I entertained myself with Peggy Walker’s license tag game.

Peggy, our “It’s Friday” columnist, wrote about the game she invented for long road trips.

I forgot to review her rules before we left, so I just made up my own. The object, of course, is to see how many different states you can find on car tags along the road.

I thought I should wait until we got out of Mississippi before I actually recorded a Mississippi tag. It just seemed too easy. So I followed that rule the whole time, not recording the tag of the state we were currently in.

So I got Mississippi as soon as we entered Tennessee. I got Arkansas in Tennessee and then I got Tennessee in Arkansas.

Eventually I listed tags from 34 states, three Canadian provinces and the Cherokee Nation.

You wouldn’t believe how many transport trucks have tags from Maine and Ontario.

I got California, Washington and Oregon, but was not so lucky with most New England states and the Carolinas.

In Effingham, Ill. we stopped for gas and I looked at the car next to ours. It had a DeSoto County tag. This was on our way home, after South Panola had knocked Olive Branch off their throne a few days earlier. I tried to cover up our South Panola Education Foundation tag by standing in front of it, just in case the driver was a sore loser. Turns out he was a nice guy who had actually moved to Illinois but maintains close ties with home.

We spent the night in Mt. Vernon, Ill., where I found a Pennsylvania tag in the Buffalo Wild Wings parking lot.

At our hotel we found a Mississippi State University tag on a maroon van. I kept thinking we’d run into someone else with a southern drawl in the elevator, but we never did. Rupert wanted to write “Hotty Toddy” with his finger on the back window, but he refrained.

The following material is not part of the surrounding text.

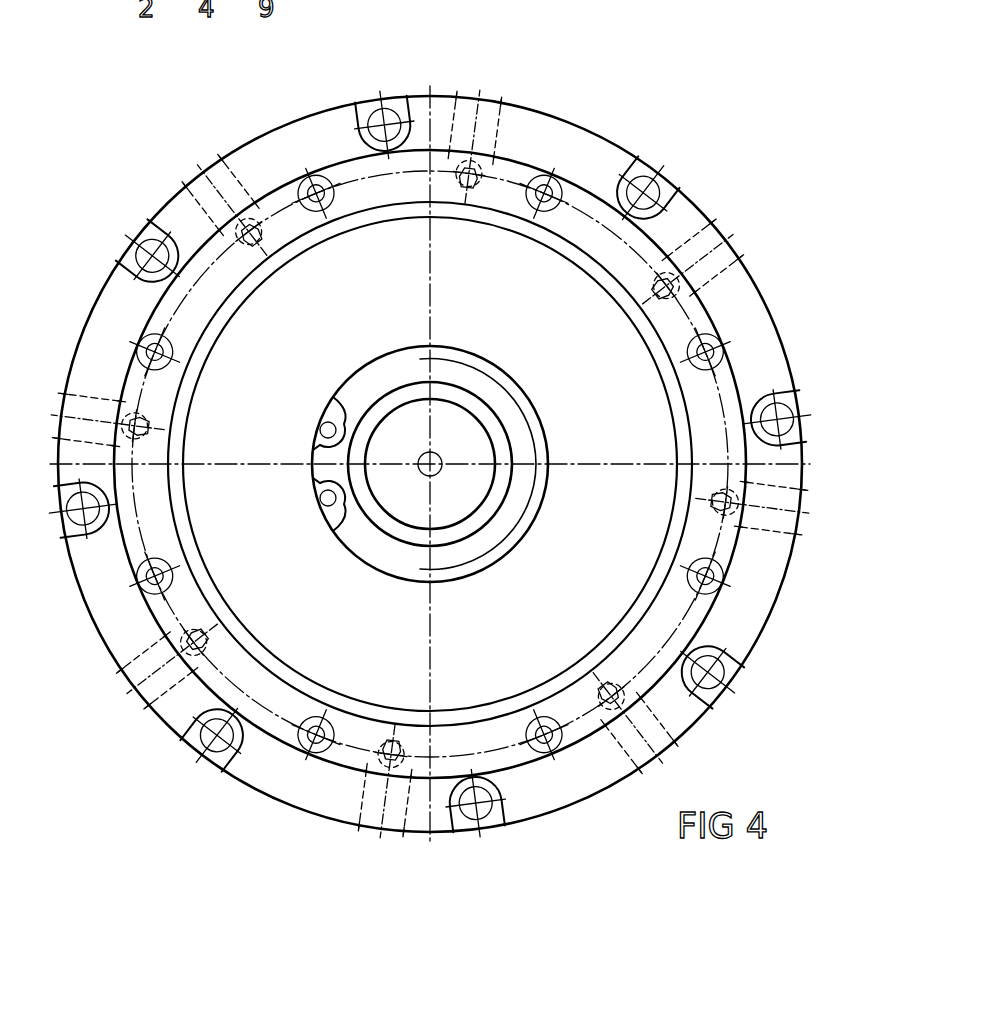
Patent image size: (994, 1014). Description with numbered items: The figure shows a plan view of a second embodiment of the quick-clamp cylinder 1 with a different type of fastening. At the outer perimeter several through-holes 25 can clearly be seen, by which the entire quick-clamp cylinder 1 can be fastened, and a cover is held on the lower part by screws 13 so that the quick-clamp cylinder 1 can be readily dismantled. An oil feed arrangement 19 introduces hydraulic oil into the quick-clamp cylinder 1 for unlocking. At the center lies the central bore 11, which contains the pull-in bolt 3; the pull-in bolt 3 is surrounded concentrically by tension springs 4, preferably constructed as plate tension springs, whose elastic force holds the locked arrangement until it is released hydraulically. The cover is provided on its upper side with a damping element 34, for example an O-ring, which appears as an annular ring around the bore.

As we pushed on down I-57 through Illinois, I was determined to find Utah. We passed a transport truck with a Utah address painted on the side, but that doesn’t count, according to what I remembered from Peggy’s rules. You have to verify the tag. So Rupert pulled off at the next exit, giving that truck a chance to get in front of us again. We pulled right back on the highway and caught up with the truck. It had a Maine tag. Go figure.

When we crossed the state line back into Mississippi, I was sure I wouldn’t see any more noteworthy tags.
Sensing my disappointment, Rupert pulled through the I-55 rest stop in DeSoto County, just to give me one last shot. Would you believe I got Colorado and the Cherokee Nation (Oklahoma) in the parking lot, side by side?

And then, just inside Panola County, there was New Hampshire.